Patients with SCC should continue monthly skin self-examination and be familiar with the scar from their treated SCC so they can identify local recurrence — typically a new papule or induration at or adjacent to the scar margin — which is most common within the first 2 years after treatment. Any new skin growth on photodamaged skin, any new rough or scaly lesion in a field of actinic damage, or any lesion that bleeds or fails to heal should be evaluated promptly. For complete guidance on how often professional skin examination should occur at different risk levels, including the specific intervals recommended after a history of skin cancer, see our comprehensive guide to skin cancer screening.
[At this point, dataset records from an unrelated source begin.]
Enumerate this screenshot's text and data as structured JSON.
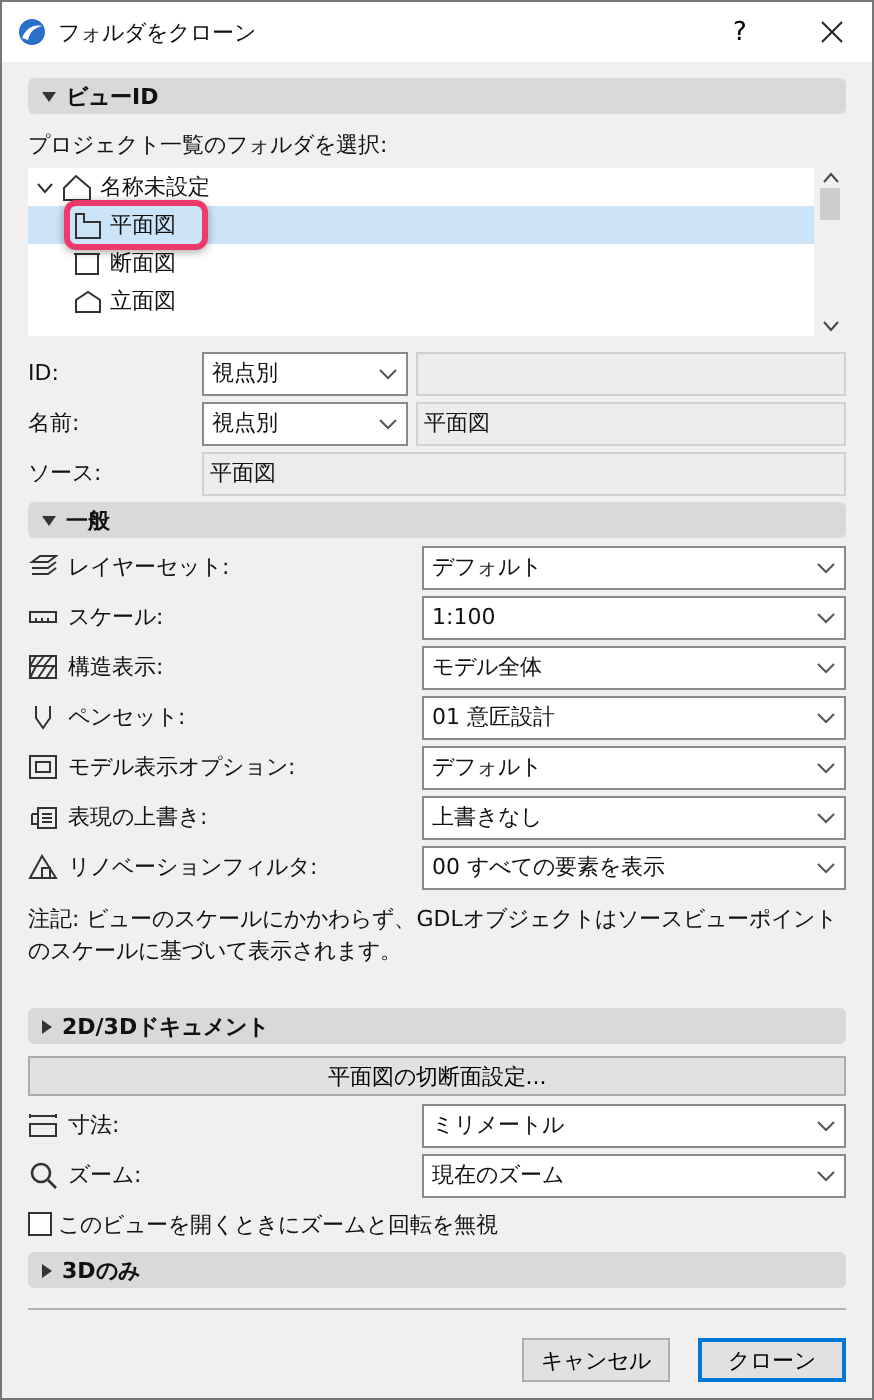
{
  "window": {
    "title": "フォルダをクローン",
    "help": "?"
  },
  "view_id": {
    "header": "ビューID",
    "expanded": true,
    "folder_label": "プロジェクト一覧のフォルダを選択:",
    "tree": [
      {
        "label": "名称未設定",
        "expanded": true,
        "selected": false,
        "children": [
          {
            "label": "平面図",
            "selected": true,
            "highlighted": true
          },
          {
            "label": "断面図",
            "selected": false,
            "highlighted": false
          },
          {
            "label": "立面図",
            "selected": false,
            "highlighted": false
          }
        ]
      }
    ],
    "id": {
      "label": "ID:",
      "mode": "視点別"
    },
    "name": {
      "label": "名前:",
      "mode": "視点別",
      "value": "平面図"
    },
    "source": {
      "label": "ソース:",
      "value": "平面図"
    }
  },
  "general": {
    "header": "一般",
    "expanded": true,
    "settings": [
      {
        "label": "レイヤーセット:",
        "value": "デフォルト"
      },
      {
        "label": "スケール:",
        "value": "1:100"
      },
      {
        "label": "構造表示:",
        "value": "モデル全体"
      },
      {
        "label": "ペンセット:",
        "value": "01 意匠設計"
      },
      {
        "label": "モデル表示オプション:",
        "value": "デフォルト"
      },
      {
        "label": "表現の上書き:",
        "value": "上書きなし"
      },
      {
        "label": "リノベーションフィルタ:",
        "value": "00 すべての要素を表示"
      }
    ],
    "note": "注記: ビューのスケールにかかわらず、GDLオブジェクトはソースビューポイントのスケールに基づいて表示されます。"
  },
  "documents": {
    "header": "2D/3Dドキュメント",
    "expanded": false,
    "cut_plane_button": "平面図の切断面設定...",
    "settings": [
      {
        "label": "寸法:",
        "value": "ミリメートル"
      },
      {
        "label": "ズーム:",
        "value": "現在のズーム"
      }
    ],
    "ignore_zoom": {
      "label": "このビューを開くときにズームと回転を無視",
      "checked": false
    }
  },
  "three_d": {
    "header": "3Dのみ",
    "expanded": false
  },
  "buttons": [
    {
      "label": "キャンセル",
      "default": false
    },
    {
      "label": "クローン",
      "default": true
    }
  ]
}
Squamous cell carcinoma sits at an important middle ground in the skin cancer spectrum — more dangerous than basal cell carcinoma by virtue of its metastatic potential, but far more manageable than metastatic melanoma when treated at the localized stage. The key clinical insight is that SCC risk is not uniform: a small, well-differentiated primary SCC in an immunocompetent patient is an entirely different management challenge from a poorly differentiated, perineural-invasive SCC in a transplant recipient. Recognizing the features that place any given SCC into the high-risk category — and ensuring those patients receive appropriately aggressive treatment and intensive follow-up — is the central challenge of SCC management. For anyone with a history of significant sun damage, multiple actinic keratoses, or prior skin cancer, the combination of consistent UV protection and regular professional dermatological evaluation represents the most effective long-term risk management strategy available. Understanding the signs and symptoms of skin cancer across all types remains an essential tool for early detection.